Andrea Kitta, associate professor of English at East Carolina University in Greenville, North Carolina, is one of two winners of the 2020 Chicago Folklore Prize. She was honored for her book The Kiss of Death: Contagion, Contamination and Folklore(Utah State University Press, 2019). This timely book, published five months before the onset of the current COVID-19 global pandemic, sheds light on how information and misinformation spread during an outbreak of a deadly disease.
First awarded in 1928, the Chicago Folklore Prize, awarded to the author(s) of the best book-length work of folklore scholarship for the year, is the oldest international award recognizing excellence in folklore scholarship. Occasionally, a joint recipient is selected. The prize is offered jointly by the American Folklore Society and the University of Chicago. From its inception, the administrators and judges for the prize have interpreted “folklore” in a broad and inclusive sense, and winners have traditionally come from the fields of folklore study, cultural studies, ethnomusicology, literary study, anthropology, sociology, cultural geography, and dance ethnology.

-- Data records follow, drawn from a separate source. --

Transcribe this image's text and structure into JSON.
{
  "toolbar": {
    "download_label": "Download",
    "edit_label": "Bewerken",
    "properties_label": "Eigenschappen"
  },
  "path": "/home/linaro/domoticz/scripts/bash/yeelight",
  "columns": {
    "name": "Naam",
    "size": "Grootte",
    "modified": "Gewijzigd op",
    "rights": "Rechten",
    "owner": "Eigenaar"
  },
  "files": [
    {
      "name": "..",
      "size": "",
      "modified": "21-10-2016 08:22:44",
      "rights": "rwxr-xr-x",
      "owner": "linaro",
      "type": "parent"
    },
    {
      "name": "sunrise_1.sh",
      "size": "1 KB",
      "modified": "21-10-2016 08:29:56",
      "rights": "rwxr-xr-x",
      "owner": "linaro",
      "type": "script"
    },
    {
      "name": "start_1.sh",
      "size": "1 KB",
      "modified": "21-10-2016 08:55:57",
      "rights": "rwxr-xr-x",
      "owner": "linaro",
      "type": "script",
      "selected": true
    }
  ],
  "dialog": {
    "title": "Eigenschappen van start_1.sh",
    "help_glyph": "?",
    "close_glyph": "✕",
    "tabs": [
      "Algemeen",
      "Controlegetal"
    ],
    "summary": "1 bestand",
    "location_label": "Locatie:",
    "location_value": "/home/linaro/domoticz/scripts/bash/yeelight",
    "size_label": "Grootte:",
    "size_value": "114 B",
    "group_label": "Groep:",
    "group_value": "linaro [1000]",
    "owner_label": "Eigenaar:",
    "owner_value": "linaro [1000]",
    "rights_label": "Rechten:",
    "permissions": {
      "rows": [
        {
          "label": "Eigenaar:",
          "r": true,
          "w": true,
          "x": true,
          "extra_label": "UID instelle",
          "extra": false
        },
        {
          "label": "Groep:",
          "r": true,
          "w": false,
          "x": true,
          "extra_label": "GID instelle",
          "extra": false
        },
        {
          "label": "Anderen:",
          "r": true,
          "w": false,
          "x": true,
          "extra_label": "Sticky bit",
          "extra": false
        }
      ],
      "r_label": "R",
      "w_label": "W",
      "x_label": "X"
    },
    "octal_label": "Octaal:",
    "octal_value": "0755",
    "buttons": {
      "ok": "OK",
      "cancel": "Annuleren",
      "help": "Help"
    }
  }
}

“I’m very honored to be one of the winners of the Chicago Folklore Prize. This is the highest book award in my discipline,” Dr. Kitta said. “The award is such a big deal that I never anticipated winning it at any point in my career. This is an overwhelming achievement that I’m having difficulty putting into words. I am so stunned and honored.”
Dr. Kitta joined the faculty at Eastern Carolina University in 2009 and was promoted to associate professor in 2014. She is co-editor of Contemporary Legend, a scholarly journal published annually by the International Society for Contemporary Legend Research.
Dr. Kitta is a graduate of Slippery Rock University in Pennsylvania, where she majored in history. She holds a master’s degree in folk studies from Western Kentucky University and a Ph.D. in folklore from the Memorial University of Newfoundland.